From science to graphic design

15 JUNE 2015

A former CSIRO researcher has swapped science for graphic design studies at CSU in Port Macquarie.

Tania RitchieA former CSIRO researcher has swapped science for graphic design studies at Charles Sturt University (CSU) in Port Macquarie.

Ms Tania Ritchie worked in the CSIRO Solar Thermal Energy group with its two high-temperature solar towers at Newcastle, but moved to Port Macquarie when her husband relocated for work.

"I decided to take advantage of the disruption and do something new," Ms Ritchie said. "I enrolled in the Bachelor of Creative Arts and Design (Graphic Design) in the CSU School of Communication and Creative Industries to take the opportunity to get a proper grounding in design.

"I had no idea it was the first time graphic design had been offered on-campus here. All I saw was that the campus was really conveniently located, and the University's website made it easy to enquire about enrolling.

"My plan was to try it for six months to see if it was for me, but I have liked it so much that I'm going to continue by online study when I move back to Newcastle in August. It's impressive that the University has found such amazing lecturers for the course.

"Doing the course has meant I've met new people, learned more about Port Macquarie, and become more involved with the community too."
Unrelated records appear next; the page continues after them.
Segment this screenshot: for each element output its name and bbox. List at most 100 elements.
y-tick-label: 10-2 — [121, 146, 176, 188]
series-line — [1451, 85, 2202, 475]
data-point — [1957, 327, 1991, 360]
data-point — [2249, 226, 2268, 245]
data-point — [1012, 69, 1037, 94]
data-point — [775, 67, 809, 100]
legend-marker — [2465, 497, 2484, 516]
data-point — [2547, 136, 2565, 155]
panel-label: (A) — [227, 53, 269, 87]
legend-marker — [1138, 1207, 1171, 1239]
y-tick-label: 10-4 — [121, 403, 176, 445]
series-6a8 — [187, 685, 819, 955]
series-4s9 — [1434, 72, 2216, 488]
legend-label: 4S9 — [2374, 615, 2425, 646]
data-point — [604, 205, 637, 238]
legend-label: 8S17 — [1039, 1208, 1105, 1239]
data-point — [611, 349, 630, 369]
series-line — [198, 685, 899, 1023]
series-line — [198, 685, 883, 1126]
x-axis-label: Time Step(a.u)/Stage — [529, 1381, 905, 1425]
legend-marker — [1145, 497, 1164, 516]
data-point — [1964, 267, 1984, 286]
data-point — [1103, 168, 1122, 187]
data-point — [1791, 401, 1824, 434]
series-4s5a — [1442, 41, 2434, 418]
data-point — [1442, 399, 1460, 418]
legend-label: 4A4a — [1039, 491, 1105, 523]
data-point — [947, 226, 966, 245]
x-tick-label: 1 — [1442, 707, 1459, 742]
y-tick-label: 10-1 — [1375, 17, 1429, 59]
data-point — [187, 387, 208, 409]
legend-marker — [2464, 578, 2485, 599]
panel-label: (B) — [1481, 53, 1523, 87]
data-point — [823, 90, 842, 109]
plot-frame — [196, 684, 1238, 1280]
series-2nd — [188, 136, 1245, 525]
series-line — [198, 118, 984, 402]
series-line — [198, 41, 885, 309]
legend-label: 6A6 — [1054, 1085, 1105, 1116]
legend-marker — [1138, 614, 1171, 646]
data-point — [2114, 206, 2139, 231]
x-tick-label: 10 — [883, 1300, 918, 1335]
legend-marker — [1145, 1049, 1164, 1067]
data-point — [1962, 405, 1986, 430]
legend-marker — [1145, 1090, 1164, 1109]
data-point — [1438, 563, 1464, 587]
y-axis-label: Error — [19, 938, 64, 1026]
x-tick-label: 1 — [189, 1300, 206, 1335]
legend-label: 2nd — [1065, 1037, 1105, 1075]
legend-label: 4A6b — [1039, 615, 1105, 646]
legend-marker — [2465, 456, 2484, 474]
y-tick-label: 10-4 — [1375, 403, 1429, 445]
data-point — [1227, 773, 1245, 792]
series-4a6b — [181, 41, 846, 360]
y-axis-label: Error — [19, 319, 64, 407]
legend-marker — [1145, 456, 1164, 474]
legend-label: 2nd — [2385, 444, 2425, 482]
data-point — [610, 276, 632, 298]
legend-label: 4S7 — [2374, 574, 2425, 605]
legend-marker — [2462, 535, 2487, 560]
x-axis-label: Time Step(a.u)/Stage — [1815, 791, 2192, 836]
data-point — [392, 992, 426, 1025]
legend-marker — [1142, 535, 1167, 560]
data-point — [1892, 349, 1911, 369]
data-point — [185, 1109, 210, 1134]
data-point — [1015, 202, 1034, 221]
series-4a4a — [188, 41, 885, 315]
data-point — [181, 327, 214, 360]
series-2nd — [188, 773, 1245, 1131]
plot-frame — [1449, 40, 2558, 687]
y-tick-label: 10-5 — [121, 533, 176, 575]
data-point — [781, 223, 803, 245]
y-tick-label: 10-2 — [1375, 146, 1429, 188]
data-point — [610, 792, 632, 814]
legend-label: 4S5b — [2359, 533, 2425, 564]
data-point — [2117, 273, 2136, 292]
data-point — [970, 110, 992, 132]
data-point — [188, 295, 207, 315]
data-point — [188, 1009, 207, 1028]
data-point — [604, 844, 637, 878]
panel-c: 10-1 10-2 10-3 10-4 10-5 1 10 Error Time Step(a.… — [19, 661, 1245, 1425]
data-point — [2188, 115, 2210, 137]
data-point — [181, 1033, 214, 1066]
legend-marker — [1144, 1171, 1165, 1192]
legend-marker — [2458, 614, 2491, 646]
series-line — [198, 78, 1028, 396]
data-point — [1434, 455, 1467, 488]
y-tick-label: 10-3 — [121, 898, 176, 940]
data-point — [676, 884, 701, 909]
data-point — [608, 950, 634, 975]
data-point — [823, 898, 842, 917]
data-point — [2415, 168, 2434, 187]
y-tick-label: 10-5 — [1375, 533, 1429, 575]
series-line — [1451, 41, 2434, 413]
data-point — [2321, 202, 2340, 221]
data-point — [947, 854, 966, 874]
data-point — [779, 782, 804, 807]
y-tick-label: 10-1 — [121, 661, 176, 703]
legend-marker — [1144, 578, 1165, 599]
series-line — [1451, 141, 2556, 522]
Ms Ritchie, who has a Bachelor of Science (physics major) and Bachelor of Chemical Engineering, says she is still extremely passionate about science, but after seven years at the CSIRO she realised it was time for a change.

"I spent two years doing freelance and casual work, both as a scientific researcher and a science writer," she said. "During this time I also began doing some graphic design work for some friends involved with a community drama school, firstly doing a poster for a performance of 1984, and then eventually doing all the branding and imagery for other performances. This led to other paid work like wedding invitations and business websites, so I created Beaker Design.

"I'm still working out how to reconcile graphic design with my science career, but I'm finding that a scientific background can be very helpful for some of the technical aspects of design, such as perspective systems, colour theory, and vector graphics. "Others have successfully combined science and design, so I'm looking forward to finding my own way to carve out a niche."

Prospective students can find out more about the graphic design course and other courses available at CSU in Port Macquarie at an information day - iDay - at the University, 27 Grant Street, Port Macquarie, on Thursday 25 June.

Media contact:

Bruce Andrews, (02) 6338 6084

Media Note:

Contact CSU Media to arrange interviews with Ms Tania Ritchie (pictured).

At the CSIRO Solar Thermal Energy group in Newcastle, Ms Ritchie worked with the two high-temperature solar towers which use large computer-controlled mirrors to focus sunlight onto the top of a tower where the heat, up to 1 000 degrees Celsius, is used to generate electricity or for other useful purposes. Ms Ritchie's work involved optical analysis of the focusing systems and research into high-temperature thermal storage (that is, how the towers can be run day and night). She also set up the first CSIRO blog, and used it as a space where scientists could write about their solar research on a weekly basis directly for the public.